With the world turning to accessible modes of staying connected in the age of social distancing, modes such as video conferencing, which disabled people were previously shamed for wanting in the workplace, society is now presented with an opportunity to unleash the transformative potential of accessibility in how we build back better from the rubble of the pandemic.
Disabled people have always known that one can work from home and still be productive. Taking cue from this resourceful and tenacious segment of society, there is no reason why we all can’t embrace more flexible arrangements and fluid working conditions. Perhaps it’s time to accord employees the freedom to determine their own working hours, while maintaining a commitment to results. Perhaps it’s time to match our appreciation for essential workers with better pay. The economic fallout of lockdown has revealed not just the stark reality of financial precariousness but also the extent of financial exclusion. My heart bleeds for the unbanked disabled population, people who can’t put down a signature because they don’t have arms.

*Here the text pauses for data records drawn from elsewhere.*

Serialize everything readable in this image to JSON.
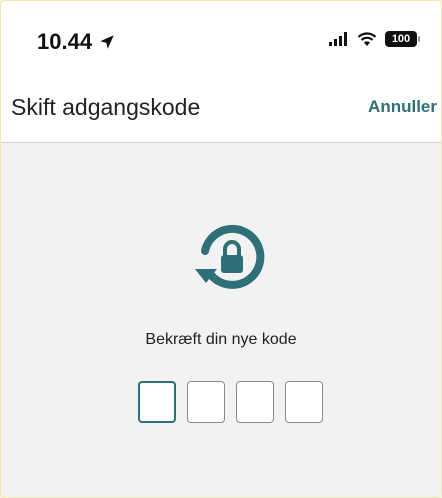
{
  "status_bar": {
    "time": "10.44",
    "battery": "100",
    "icons": [
      "location-arrow-icon",
      "signal-icon",
      "wifi-icon",
      "battery-icon"
    ]
  },
  "nav": {
    "title": "Skift adgangskode",
    "cancel_label": "Annuller"
  },
  "main": {
    "icon": "lock-reset-icon",
    "prompt": "Bekræft din nye kode",
    "code_length": 4,
    "active_index": 0
  },
  "colors": {
    "accent": "#2f6f78",
    "background": "#f2f2f2"
  }
}
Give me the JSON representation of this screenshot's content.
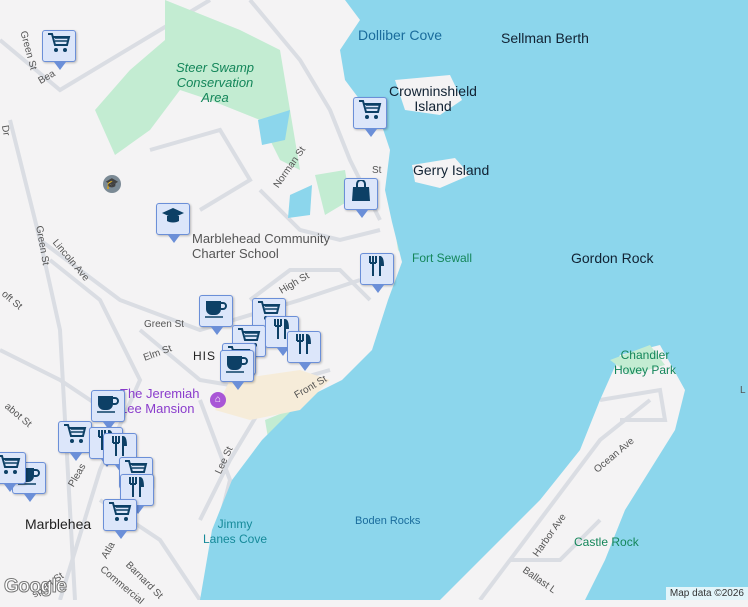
{
  "colors": {
    "water": "#8cd6ec",
    "land": "#f4f3f4",
    "park": "#c3ecd2",
    "road": "#dadde3",
    "marker_bg": "#dce6fa",
    "marker_border": "#6b8fd8",
    "icon": "#0d4066"
  },
  "water_labels": {
    "dolliber": "Dolliber Cove",
    "sellman": "Sellman Berth",
    "crowninshield": "Crowninshield Island",
    "gerry": "Gerry Island",
    "gordon": "Gordon Rock",
    "boden": "Boden Rocks",
    "jimmy": "Jimmy Lanes Cove"
  },
  "park_labels": {
    "steer": "Steer Swamp Conservation Area",
    "fort": "Fort Sewall",
    "chandler": "Chandler Hovey Park",
    "castle": "Castle Rock"
  },
  "places": {
    "school": "Marblehead Community Charter School",
    "mansion": "The Jeremiah Lee Mansion",
    "town": "Marblehea",
    "historic": "HIS    NT",
    "historic_m": "M"
  },
  "streets": {
    "green1": "Green St",
    "green2": "Green St",
    "green3": "Green St",
    "norman": "Norman St",
    "high": "High St",
    "lincoln": "Lincoln Ave",
    "elm": "Elm St",
    "front": "Front St",
    "lee": "Lee St",
    "ocean": "Ocean Ave",
    "harbor": "Harbor Ave",
    "ballast": "Ballast L",
    "barnard": "Barnard St",
    "commercial": "Commercial",
    "atlantic": "Atla",
    "prospect": "spect St",
    "pleasant": "Pleas",
    "abbot": "abot St",
    "beacon": "Bea",
    "croft": "oft St",
    "dr": "Dr",
    "st_top": "St",
    "l_edge": "L"
  },
  "attribution": "Map data ©2026",
  "logo": "Google",
  "markers": [
    {
      "type": "cart"
    },
    {
      "type": "cart"
    },
    {
      "type": "bag"
    },
    {
      "type": "school"
    },
    {
      "type": "food"
    },
    {
      "type": "coffee"
    },
    {
      "type": "cart"
    },
    {
      "type": "cart"
    },
    {
      "type": "food"
    },
    {
      "type": "cart"
    },
    {
      "type": "food"
    },
    {
      "type": "coffee"
    },
    {
      "type": "coffee"
    },
    {
      "type": "cart"
    },
    {
      "type": "food"
    },
    {
      "type": "food"
    },
    {
      "type": "cart"
    },
    {
      "type": "food"
    },
    {
      "type": "cart"
    },
    {
      "type": "coffee"
    },
    {
      "type": "cart"
    }
  ]
}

As we strive to restore the economic dignity of those who have been left behind, we might want to deploy technology and innovation in service of social justice, and not just the development of new filters for our selfies. We need to stop insisting on a uniform approach to making sense of human difference. Human resources, and human beings in general, need to get over the idea that equality means sameness. It doesn’t. Equality means our individual and collective differences are not deal-breakers, at work, at the grocery store, and when we seek medical care. Perhaps a renewed commitment to accessibility – that confusing, strange and vital word – may help us see this more clearly.